木下氏のセクハラ行為が下原因で帰国してしまった留学生も

 木下氏のセクハラ行為が原因でクラブを辞めた女性従業員はA子さんの他にもいるという。

「約半年で3人の女の子が、木下先生が原因だと言って辞めてしまいました。このクラブで働いている女の子はほとんどが外国人です。日本語がまだ堪能ではない子も多く、木下先生のセクハラを強く断れない。木下先生は、それも狙っていたのかもしれません。中には日本語学校に通っていた留学生もいたのですが、その子は日本語学校も辞めて母国に帰ってしまい、連絡が取れなくなってしまいました」(前出・クラブ関係者)

 

 結局、目に余る行為が続いたため、2019年10月、店側が木下氏に通告をした。

「『これ以上女の子からクレームなどが来ると困ります』と伝えると、『ああ、わかったよ』と言ったきり、それ以降は1度も来店されていません」(同前)

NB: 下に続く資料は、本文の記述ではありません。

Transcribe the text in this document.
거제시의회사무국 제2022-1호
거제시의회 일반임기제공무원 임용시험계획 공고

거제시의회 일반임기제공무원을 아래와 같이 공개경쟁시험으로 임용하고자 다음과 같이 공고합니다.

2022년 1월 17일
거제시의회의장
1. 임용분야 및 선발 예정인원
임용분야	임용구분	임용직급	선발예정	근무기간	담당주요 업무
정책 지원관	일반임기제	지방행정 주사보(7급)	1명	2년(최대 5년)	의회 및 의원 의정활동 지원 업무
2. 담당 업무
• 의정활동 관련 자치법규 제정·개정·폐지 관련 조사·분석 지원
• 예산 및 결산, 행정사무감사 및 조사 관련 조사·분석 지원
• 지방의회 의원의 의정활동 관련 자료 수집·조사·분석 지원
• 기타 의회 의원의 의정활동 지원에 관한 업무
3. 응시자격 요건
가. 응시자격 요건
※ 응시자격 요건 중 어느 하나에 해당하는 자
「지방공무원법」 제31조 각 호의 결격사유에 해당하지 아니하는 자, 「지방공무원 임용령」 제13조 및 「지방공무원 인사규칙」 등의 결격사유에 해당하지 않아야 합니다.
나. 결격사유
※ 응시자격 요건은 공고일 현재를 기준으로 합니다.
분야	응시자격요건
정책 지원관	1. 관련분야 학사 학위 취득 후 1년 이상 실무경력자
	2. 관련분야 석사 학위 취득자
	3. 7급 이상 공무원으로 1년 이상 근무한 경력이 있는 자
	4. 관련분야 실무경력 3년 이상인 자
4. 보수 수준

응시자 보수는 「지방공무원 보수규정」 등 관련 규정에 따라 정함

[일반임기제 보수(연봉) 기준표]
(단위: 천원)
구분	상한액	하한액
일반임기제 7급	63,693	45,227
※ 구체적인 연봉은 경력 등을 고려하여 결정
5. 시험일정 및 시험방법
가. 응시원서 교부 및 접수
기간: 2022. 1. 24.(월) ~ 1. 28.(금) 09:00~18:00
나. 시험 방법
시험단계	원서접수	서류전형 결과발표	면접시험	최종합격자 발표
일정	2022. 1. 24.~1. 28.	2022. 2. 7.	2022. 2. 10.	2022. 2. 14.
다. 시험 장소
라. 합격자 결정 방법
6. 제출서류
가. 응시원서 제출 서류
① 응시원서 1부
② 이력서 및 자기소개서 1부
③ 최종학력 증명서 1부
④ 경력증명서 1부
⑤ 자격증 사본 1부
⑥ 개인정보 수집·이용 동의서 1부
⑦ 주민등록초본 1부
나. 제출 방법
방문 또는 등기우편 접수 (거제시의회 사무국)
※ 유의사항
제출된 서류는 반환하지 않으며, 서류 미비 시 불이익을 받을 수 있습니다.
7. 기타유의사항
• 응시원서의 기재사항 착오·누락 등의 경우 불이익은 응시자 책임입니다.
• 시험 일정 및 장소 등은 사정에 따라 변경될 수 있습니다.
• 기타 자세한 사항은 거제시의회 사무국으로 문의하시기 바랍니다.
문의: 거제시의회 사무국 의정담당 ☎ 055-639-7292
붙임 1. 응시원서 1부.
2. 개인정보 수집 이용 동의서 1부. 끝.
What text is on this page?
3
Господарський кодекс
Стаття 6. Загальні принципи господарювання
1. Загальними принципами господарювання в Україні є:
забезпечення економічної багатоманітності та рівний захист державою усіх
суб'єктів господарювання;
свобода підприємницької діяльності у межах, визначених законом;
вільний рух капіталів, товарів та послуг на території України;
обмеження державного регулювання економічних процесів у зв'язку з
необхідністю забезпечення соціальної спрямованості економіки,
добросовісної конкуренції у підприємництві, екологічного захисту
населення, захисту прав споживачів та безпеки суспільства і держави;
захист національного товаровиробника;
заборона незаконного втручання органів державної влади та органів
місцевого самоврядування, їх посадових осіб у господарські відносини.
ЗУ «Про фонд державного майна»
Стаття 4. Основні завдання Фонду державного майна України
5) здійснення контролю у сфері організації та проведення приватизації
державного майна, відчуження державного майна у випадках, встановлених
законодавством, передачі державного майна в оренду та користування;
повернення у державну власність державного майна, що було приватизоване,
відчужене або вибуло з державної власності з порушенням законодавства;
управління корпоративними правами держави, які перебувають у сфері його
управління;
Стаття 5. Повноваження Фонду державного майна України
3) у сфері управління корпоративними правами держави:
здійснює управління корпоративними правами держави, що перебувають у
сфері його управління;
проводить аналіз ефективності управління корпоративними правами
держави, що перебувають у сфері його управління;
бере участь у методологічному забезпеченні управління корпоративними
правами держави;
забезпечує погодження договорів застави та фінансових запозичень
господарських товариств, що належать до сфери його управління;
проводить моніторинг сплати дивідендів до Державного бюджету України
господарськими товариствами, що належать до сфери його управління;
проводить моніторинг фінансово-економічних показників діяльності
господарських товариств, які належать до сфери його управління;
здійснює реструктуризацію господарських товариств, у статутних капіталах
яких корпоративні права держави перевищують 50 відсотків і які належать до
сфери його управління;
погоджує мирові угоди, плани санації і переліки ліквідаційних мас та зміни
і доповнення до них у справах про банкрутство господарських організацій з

「オンコールをこれほど軽く考えていたことに驚きました」

 オンコール拒否の真偽は釈然としないが、木下氏が赤坂のクラブでかなり頻繁に豪遊していた事実は把握できた。こうした取材結果について、告発者のBさんは記者に対し、ポツリとこう言った。

「木下先生がオンコールをこれほど軽く考えていたことに驚きました」 

 これらの事実に対して、木下氏に事実確認を求めたが、代理人弁護士を通して、文書でこう回答した。

「記憶にある限り、そのような事実はありません。同席者にも確認しました」

 人の命を預かる尊い仕事だからこそ、医師は人々から尊敬を集め、収入も高い。しかし、その責任は重大だ。病院から緊急対応を求める電話がかかってきた際に、ナイトクラブで遊興していることを理由に、その助けを複数回にわたり断っていたとしたら、それは医師としての資質を問われる事由に他ならないだろう。